Jim Yard was one of the first witnesses on the scene. He took the knife from Adcock, pulling it out of his windpipe. The Aurora police arrived, rolled him onto a stretcher and put him in the patrol wagon for a hasty trip to the hospital. The doctor said that he had one chance in a hundred of surviving.

Daisy endured a probe for the bullet until it became too dangerous, and they had to leave it alone. The doctor determined it was in her left lung, very near her heart. Her chances were estimated to be one in five. Fortunately for all, Daisy survived, as did Adcock.

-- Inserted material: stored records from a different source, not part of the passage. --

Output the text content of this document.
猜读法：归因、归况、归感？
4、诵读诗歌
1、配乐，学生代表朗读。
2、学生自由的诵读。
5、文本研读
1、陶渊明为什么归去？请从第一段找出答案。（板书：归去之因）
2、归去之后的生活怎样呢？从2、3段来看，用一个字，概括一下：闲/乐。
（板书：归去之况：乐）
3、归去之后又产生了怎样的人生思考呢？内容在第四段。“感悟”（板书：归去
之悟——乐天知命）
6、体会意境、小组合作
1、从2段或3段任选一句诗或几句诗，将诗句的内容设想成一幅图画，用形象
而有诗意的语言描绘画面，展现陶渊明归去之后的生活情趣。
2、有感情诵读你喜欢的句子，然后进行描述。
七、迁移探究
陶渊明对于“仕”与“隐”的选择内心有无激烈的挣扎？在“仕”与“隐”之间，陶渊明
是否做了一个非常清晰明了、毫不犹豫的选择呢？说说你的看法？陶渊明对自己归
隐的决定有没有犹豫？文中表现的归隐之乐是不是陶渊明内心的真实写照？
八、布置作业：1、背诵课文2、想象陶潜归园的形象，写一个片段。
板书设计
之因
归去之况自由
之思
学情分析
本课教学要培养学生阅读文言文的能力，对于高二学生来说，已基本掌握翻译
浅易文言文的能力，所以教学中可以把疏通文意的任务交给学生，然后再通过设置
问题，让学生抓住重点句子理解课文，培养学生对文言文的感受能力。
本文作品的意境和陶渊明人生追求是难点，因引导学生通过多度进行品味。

At the trial, and during the cross examination, Adcock asked the doctor if the girl might cough up the bullet. The doctor replied in the affirmative. Then, Adcock asked if she would then get well. He was told that she would never recover the full use of the lung. Adcock was indicted for assault with intent to kill.

Little is known about the Ravatte family. As for the others mentioned in the story, Will Yates was the son of George Yates and uncle to Florence Yates Killian and Gladys Yates Schade. The Yates family lived on Baseline Road. Jim Yard was a popular figure about town. A lifelong bachelor, he lived in the house he built at 218 South River Street. He was one of the founders of the Montgomery Methodist Church and the proud owner of the first automobile in town. The Daniel Keck house stood at the corner of Clinton and Main Streets.